How much will it cost me?
If you’re worried about running costs, then stick with the entry-level versions of the Z4, as they’re cheaper to buy, run on less expensive tyres and come with lower insurance costs. Nonetheless, any sporty rear-drive sports car with a soft-top will attract a significant premium from the insurers. Version-for-version, the various Z4s are fairly economical if you don’t push them too hard too often, certainly in comparison to their petrol-powered rivals, but BMW does not offer a diesel version like some rivals do. Naturally, the M40i, with its large engine, uses more fuel than the other models in the range. However, the Z4 should retain its value well, helping offset some of the running costs.
How reliable is it?
There isn’t sufficient data on the reliability of the current BMW Z4 to make a call on it, but for reference, its predecessor fared better than most of its rivals, notably the Porsche Boxster. Like all BMWs, the Z4 comes with a three-year, unlimited mileage warranty that includes BMW Emergency Service.
How safe is it?
BMW generally fares well in terms of Euro NCAP scores, though low-volume production cars such as the Z4 don’t tend to go through the crash tests. Even so, the Z4 has a rigid body structure to aid its handling that also benefits safety. Keen responses will help it avoid a crash in the first place, and there are plenty of airbags in the cabin should the worst happen. And, an Isofix mounting is standard for the passenger seat to hold a child seat in place. As is the norm in the sports car class, the most advanced driver assistance systems, such as active cruise control, are on the options list.
How much equipment do I get?
Impressively, the Z4 comes as standard with a set of gorgeous sports seats, upholstered in soft leather than can be had (for no extra cost) in a variety of colours. You’ll pay extra for electric adjustment on any version other than the M40i, however. The snazzy dual-screen dashboard is also standard across the board, with numerous connectivity functions included. Saying that, there’s a head-up display and wi-fi hotspot on the options list as part of a technology package, which isn’t cheap, though it also includes upgraded sound and Bluetooth systems, plus a sophisticated automatic parking function. The Sport and M Sport variants share the same basic equipment, and it’s only the visual upgrades inside and out that set the M Sport car apart. The M40i gets a unique look, an enhanced mechanical package and upgraded seats.

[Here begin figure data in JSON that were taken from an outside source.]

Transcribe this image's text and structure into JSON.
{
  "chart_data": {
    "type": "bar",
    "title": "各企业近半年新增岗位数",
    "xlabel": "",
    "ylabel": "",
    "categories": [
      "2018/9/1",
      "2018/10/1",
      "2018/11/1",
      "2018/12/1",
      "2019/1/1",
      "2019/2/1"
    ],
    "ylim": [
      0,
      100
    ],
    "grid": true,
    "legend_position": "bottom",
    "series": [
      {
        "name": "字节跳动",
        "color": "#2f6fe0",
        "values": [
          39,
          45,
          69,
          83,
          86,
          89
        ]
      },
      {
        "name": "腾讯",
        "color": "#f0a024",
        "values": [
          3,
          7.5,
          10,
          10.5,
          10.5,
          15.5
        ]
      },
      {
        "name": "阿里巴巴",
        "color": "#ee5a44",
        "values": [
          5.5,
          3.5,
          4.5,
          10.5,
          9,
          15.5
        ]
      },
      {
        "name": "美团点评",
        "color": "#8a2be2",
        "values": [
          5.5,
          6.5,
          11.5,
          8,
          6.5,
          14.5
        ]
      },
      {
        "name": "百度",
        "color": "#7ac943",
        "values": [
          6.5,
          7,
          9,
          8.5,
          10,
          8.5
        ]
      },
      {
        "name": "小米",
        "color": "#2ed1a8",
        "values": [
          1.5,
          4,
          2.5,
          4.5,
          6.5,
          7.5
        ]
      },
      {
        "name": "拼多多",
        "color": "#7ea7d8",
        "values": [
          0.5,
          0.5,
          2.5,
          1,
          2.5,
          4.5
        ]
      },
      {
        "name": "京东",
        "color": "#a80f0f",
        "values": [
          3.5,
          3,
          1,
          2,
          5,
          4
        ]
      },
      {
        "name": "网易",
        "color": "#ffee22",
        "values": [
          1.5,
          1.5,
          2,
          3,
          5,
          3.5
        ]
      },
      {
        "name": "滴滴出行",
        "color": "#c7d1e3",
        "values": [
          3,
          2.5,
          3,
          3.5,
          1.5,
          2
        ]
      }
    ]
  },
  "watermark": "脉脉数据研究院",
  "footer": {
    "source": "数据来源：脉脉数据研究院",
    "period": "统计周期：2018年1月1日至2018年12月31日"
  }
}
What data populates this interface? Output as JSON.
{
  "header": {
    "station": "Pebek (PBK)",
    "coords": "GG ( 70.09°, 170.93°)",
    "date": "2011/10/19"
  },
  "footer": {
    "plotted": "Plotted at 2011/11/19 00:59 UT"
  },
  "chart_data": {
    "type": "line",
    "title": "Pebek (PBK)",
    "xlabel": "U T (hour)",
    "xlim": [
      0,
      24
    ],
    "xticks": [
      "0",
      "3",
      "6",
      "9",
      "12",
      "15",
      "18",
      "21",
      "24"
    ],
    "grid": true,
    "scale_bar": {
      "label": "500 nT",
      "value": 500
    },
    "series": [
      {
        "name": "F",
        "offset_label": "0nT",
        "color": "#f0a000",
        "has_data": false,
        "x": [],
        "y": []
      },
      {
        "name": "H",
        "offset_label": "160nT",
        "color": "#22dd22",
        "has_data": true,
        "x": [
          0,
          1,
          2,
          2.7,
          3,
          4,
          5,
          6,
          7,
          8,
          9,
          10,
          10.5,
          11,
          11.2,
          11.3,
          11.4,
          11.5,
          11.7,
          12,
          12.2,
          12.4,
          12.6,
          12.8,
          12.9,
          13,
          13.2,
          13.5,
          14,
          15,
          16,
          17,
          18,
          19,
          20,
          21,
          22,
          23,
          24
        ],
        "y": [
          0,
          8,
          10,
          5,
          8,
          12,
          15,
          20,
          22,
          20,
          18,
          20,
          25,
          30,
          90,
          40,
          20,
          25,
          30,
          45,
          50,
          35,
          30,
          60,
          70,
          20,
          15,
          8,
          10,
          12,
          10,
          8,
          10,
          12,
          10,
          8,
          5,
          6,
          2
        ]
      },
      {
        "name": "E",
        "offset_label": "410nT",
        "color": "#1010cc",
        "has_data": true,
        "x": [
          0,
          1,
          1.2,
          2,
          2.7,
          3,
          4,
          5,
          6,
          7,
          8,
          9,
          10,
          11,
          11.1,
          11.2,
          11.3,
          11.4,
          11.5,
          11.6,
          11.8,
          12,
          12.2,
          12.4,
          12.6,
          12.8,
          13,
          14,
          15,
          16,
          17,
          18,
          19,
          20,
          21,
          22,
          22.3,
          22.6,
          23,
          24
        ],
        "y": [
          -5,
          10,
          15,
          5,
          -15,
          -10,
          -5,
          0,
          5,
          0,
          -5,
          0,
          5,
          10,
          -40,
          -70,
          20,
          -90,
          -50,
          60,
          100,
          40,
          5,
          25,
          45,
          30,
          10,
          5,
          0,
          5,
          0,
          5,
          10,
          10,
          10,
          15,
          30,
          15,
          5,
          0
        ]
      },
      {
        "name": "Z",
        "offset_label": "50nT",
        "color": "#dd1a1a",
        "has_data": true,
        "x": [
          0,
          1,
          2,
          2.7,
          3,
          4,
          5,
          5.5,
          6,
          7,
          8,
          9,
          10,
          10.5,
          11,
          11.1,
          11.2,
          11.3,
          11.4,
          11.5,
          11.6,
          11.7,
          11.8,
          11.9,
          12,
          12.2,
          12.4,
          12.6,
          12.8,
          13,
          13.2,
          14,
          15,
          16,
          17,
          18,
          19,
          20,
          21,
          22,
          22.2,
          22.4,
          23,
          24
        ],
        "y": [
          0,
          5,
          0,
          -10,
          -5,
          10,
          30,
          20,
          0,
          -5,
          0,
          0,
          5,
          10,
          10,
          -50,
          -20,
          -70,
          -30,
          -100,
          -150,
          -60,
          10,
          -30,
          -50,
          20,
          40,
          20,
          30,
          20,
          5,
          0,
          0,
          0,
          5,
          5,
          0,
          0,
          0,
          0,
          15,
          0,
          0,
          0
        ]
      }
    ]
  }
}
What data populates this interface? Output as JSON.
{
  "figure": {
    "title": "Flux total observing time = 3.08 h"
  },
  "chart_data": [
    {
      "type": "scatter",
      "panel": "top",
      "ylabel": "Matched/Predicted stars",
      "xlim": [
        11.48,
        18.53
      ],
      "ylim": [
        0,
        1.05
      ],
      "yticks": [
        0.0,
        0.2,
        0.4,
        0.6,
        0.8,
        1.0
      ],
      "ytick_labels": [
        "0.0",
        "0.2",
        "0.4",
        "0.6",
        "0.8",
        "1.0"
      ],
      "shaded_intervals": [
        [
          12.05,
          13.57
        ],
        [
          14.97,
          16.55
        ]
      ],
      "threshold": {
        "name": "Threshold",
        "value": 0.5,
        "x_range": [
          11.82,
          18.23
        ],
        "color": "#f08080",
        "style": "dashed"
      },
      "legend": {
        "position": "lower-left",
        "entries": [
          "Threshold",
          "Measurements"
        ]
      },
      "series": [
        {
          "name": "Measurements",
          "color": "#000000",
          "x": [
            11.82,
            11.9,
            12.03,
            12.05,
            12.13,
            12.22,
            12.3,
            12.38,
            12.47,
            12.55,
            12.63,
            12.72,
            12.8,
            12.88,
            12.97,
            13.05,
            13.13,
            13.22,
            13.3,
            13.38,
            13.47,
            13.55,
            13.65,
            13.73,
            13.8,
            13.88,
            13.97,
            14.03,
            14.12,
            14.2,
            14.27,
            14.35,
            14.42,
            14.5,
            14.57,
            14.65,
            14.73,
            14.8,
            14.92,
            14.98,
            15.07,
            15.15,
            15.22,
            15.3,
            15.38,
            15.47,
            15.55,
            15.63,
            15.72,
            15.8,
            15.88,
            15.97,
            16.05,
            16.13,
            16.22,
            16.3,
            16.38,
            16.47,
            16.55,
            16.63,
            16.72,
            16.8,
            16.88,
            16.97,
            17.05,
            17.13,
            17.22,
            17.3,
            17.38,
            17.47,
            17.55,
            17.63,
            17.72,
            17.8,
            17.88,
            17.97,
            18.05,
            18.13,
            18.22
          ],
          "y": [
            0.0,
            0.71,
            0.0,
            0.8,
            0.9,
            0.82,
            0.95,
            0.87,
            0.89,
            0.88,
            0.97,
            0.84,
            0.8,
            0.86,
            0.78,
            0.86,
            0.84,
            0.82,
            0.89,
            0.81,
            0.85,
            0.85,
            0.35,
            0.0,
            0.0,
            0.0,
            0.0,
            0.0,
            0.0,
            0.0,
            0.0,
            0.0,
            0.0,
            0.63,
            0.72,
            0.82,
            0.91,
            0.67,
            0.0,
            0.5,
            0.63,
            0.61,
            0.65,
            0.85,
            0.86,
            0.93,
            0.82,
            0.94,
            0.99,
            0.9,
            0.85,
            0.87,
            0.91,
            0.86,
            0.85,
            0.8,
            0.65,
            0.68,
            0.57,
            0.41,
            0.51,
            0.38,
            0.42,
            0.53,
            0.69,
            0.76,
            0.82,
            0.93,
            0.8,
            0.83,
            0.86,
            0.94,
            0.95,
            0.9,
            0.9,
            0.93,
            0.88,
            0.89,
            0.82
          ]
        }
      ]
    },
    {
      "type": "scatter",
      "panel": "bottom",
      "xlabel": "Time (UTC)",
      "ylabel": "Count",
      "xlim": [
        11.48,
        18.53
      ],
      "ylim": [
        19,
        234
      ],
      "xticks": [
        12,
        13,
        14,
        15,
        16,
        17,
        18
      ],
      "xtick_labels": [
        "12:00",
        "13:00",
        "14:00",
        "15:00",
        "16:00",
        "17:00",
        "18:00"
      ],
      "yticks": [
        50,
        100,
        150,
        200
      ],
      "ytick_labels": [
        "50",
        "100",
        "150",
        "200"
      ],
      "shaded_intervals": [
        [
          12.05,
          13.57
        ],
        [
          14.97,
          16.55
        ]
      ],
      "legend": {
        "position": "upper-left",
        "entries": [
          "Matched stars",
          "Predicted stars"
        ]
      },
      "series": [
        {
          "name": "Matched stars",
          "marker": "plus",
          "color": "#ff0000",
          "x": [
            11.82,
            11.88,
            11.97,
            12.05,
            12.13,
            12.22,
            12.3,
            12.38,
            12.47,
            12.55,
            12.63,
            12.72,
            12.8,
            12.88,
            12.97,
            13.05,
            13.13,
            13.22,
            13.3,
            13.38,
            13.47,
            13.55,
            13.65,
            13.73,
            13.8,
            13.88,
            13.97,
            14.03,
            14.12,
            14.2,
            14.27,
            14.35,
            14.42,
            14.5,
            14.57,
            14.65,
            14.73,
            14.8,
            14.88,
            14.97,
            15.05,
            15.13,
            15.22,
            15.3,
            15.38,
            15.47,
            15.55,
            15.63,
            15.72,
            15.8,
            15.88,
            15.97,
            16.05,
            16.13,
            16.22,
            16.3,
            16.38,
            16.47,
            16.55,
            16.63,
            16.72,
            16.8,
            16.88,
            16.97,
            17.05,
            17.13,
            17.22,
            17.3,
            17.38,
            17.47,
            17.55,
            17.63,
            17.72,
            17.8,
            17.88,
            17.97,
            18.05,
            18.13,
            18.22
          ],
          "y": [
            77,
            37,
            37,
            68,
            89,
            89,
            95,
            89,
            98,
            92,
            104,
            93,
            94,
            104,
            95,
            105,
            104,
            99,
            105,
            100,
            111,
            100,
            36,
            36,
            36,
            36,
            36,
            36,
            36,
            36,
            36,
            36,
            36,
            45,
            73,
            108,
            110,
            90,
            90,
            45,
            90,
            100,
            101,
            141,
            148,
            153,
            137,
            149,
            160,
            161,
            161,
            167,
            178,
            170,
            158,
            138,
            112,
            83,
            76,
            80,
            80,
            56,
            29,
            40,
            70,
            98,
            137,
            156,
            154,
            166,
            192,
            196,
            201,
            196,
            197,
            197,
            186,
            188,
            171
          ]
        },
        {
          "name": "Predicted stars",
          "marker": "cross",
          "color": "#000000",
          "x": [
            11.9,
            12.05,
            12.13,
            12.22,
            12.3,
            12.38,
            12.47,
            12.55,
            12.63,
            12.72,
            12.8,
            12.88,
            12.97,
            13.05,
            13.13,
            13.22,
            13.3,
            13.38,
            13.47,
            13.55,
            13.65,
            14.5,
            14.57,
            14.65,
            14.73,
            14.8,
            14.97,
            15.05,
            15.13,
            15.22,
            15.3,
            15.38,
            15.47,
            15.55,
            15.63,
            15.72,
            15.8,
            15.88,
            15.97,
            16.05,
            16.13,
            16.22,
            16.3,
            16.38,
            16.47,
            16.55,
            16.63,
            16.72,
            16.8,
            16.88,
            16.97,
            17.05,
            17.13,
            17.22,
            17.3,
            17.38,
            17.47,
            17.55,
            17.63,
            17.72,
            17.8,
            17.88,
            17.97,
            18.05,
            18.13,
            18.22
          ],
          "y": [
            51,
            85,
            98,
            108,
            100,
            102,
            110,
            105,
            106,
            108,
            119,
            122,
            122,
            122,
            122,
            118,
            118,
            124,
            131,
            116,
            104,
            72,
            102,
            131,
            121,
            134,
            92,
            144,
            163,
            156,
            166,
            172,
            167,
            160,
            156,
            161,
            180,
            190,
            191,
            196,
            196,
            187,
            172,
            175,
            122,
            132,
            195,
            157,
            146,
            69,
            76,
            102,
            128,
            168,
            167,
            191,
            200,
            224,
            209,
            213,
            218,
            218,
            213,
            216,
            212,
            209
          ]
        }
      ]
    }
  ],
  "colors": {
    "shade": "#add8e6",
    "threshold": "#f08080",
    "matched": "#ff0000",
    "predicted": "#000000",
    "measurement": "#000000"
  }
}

There are two camps of buyers that the BMW Z4 is likely to appeal to. On one side are those that prioritise style and technology, looking for an attractive convertible with a sporty image. The Z4 ticks all those boxes, even at the entry-point to the range, giving the likes of the Audi TT Roadster and Mercedes SLC a good run for their money. Depending how it is specified, however, the Z4 can also be an exciting and dynamic sports car to rival the Porsche 718 Boxster. If you’ve already decided that a two-seat roadster suits your lifestyle, the Z4 is certainly worth a look.